How to Manage Your Efficiency Ratio with Loan Size
The banking industry’s average efficiency ratio worsened for the first time since 2021. The industry’s efficiency ratio increased to 54.30% in Q2/23 from 52.98% in Q1/23. This development is very important to community banks, as their efficiency ratio also increased, but to 61.63%. The national banks have already indicated how they plan to reverse the efficiency ratio increase – through headcount reduction. However, we believe that community banks should consider a different strategy since community banks’ much higher efficiency ratio results from a different driver.
The Efficiency Ratio Data
The efficiency ratio is calculated as noninterest expense divided by the sum of net interest income and noninterest revenue. The industry’s increase in efficiency ratio resulted primarily from a decline in non-interest income and an increase in non-interest expense. The graph below shows the efficiency ratio for community and non-community banks (over $10B in assets).
The national banks have been clear and loud about how they intend to decrease their efficiency ratios – with headcount reductions. The industry has already reported a 0.65% decrease in full-time employees QoQ in Q2/23. Truist, Citigroup, PNC, Royal Bank of Canada, Wells, Bank of America, and others have all announced aggressive cost reductions centered around headcount. However, headcount reduction is not the primary driver that will decrease efficiency ratios at community banks.
When we compare the differences between community banks and larger competitors and then analyze the data for net overhead-to-earning-assets, salaries-per-full-time-employees, premises and equipment costs, and net income, net revenue, assets, and deposits per employee, it underscores how community banks are negatively impacted by scale during times of low credit risk. Community banks are dealing with smaller relationships (both loans and deposits) that are not being charged appropriately to cover overhead costs.
What is Driving the Efficiency Ratio at Community Banks?
We priced an owner-occupied commercial real estate (OOCRE) credit for an average community bank (average cost of funds, acquisition, and maintenance costs) and varied the loan size between $50k and $5mm. All other parameters (credit quality, spread, fee income, cross-sell opportunity, amortization, term) stayed the same. The relationship between loan size and ROA and ROE is shown in the graph below.
The analysis demonstrates that without substantial reliance on technology, automation, or both, community banks are challenged to show positive return on equity (ROE) or return on assets (ROA) for loans below $250k in size. Yet the average community bank’s commercial loan size is about $250k. Conversely, the benefit of size in driving ROE/ROA is very modest for loans over $1mm in size. To state it another way, a $1mm OOCRE credit (75 loan-to-value (LTV), 1.25x debt service coverage ratio (DSCR)) demonstrates a healthy 15% ROE at a five-year fixed at 6.67% or 2.25% equivalent credit spread. The same loan, just changing the loan size to $50k, would require a 9.15% credit spread to achieve a 15% ROE. If your bank’s average commercial loan size is below $1mm, your bank has a tremendous incentive to increase the average loan size to decrease the efficiency ratio and increase the bank’s ROE/ROA.

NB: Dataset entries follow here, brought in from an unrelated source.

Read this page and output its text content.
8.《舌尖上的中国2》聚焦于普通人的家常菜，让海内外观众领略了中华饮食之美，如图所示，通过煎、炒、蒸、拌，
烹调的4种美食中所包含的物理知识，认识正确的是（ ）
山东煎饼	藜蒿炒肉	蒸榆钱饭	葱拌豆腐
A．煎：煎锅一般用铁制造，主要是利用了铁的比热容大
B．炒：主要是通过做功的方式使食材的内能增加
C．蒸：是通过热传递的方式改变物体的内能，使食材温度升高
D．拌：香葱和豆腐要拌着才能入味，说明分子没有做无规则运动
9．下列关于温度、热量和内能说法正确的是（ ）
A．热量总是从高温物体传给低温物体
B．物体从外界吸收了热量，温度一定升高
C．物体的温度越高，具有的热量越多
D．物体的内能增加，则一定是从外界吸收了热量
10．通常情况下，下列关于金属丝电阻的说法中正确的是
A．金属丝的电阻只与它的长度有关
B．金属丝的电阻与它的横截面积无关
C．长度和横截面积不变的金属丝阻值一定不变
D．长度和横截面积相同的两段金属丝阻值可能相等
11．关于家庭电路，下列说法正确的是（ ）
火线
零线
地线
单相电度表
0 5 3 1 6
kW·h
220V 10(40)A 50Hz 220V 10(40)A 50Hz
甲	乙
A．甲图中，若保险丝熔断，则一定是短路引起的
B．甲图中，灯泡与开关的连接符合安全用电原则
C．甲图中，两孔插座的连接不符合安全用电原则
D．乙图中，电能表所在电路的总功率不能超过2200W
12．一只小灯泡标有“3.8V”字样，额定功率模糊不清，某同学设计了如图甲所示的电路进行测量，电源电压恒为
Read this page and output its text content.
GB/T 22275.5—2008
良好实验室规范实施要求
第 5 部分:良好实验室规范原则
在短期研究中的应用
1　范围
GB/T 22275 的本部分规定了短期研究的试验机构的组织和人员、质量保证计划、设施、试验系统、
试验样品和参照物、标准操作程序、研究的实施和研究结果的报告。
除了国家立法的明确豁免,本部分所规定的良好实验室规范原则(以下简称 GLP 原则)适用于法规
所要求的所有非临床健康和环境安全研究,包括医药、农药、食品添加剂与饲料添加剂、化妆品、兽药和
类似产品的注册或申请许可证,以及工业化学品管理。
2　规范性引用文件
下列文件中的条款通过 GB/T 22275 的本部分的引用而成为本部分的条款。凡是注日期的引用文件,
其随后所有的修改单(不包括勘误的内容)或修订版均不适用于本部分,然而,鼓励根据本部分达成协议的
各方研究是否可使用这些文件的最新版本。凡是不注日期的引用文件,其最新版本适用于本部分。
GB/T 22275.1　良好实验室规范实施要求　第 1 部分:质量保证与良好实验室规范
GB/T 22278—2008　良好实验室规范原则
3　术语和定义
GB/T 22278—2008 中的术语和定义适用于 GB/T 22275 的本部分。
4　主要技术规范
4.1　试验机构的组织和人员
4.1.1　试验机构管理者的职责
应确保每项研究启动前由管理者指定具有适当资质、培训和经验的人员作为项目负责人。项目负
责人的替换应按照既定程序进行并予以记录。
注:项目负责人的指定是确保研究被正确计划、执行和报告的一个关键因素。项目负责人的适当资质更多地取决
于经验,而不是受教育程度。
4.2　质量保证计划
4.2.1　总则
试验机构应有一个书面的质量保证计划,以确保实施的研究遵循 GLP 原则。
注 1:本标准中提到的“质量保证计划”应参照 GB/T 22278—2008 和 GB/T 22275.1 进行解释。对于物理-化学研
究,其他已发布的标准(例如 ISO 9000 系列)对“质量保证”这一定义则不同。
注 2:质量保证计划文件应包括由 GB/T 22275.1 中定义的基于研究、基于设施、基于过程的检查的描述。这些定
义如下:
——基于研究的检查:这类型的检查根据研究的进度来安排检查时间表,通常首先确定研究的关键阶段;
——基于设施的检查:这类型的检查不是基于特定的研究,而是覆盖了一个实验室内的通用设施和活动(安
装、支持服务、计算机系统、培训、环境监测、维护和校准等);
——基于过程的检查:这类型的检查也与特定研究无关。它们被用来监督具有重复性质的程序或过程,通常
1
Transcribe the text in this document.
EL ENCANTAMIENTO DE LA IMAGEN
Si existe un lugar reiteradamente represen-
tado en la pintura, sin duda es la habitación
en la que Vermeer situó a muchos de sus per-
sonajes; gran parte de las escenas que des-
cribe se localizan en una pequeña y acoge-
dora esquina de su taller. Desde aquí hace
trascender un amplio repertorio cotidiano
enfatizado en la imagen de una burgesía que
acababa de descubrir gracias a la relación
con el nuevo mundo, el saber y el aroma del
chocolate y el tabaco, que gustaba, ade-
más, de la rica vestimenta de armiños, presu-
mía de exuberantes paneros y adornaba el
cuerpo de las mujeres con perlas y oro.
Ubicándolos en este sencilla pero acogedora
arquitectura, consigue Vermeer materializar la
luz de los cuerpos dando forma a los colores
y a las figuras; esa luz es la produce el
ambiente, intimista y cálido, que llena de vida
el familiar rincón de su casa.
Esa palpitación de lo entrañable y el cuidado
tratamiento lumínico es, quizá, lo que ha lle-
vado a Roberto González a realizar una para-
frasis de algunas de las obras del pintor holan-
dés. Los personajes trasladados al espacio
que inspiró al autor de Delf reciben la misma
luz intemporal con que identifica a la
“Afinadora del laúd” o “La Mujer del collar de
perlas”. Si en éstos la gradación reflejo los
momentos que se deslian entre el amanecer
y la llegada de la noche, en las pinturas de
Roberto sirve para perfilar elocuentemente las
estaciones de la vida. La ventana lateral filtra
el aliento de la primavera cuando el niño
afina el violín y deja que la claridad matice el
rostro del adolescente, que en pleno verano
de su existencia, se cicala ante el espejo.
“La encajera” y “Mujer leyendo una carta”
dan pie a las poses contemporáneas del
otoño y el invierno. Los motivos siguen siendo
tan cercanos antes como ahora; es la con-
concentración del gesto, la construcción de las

Many community bankers will argue that their business model differs from the national banks and that their customers are dictating a smaller average relationship. We agree but will contend that smaller loans must be priced appropriately with higher credit spreads to compensate community banks for the inefficiency of dealing with smaller relationships.
Further, national banks’ average commercial loan size is not as large as many will guess. It isn’t easy to assess the average loan size across various banks or asset bands because banks do not report total loans on the balance sheet. However, select national banks do report their new loan originations and the number of loans booked in a period. Below is a table showing the average loan sizes for commercial real estate (CRE) originations we analyzed a few years ago.
These average loan sizes at national banks are not outside the capacity of the average community bank. Further, research shows that a bank with more than 100 loans has a fully diversified portfolio of credits. Anything above 100 loans has little impact on credit risk through diversification effects. Further, banks could achieve much greater credit diversification by managing the industries and geography they lend to than by managing loan size. Therefore, the argument for smaller loan sizes and higher diversification to minimize credit risk is not strong.
We recommend that all community banks take another look at how they price loans based on the relationship size (taking into account loan and deposit balances and ancillary product sales). Bankers should be proactive in setting risk-adjusted ROE targets to meet their strategic and tactical goals. That is, bank managers should incent the desired portfolio construction.
Offering attractive pricing for quality loans that add scale, loans that add diversification, and loans that come with deposits or high fees are all tactics to proactively design a credit and customer portfolio. As can be seen in the example bank below, an average loan size above $2.6mm is a substantial driver of profitability. A strong focus on a risk-adjusted return on capital (or RAROC) loan pricing model, such as Loan Command, can substantially decrease efficiency ratios, reduce risk, and increase ROE/ROA.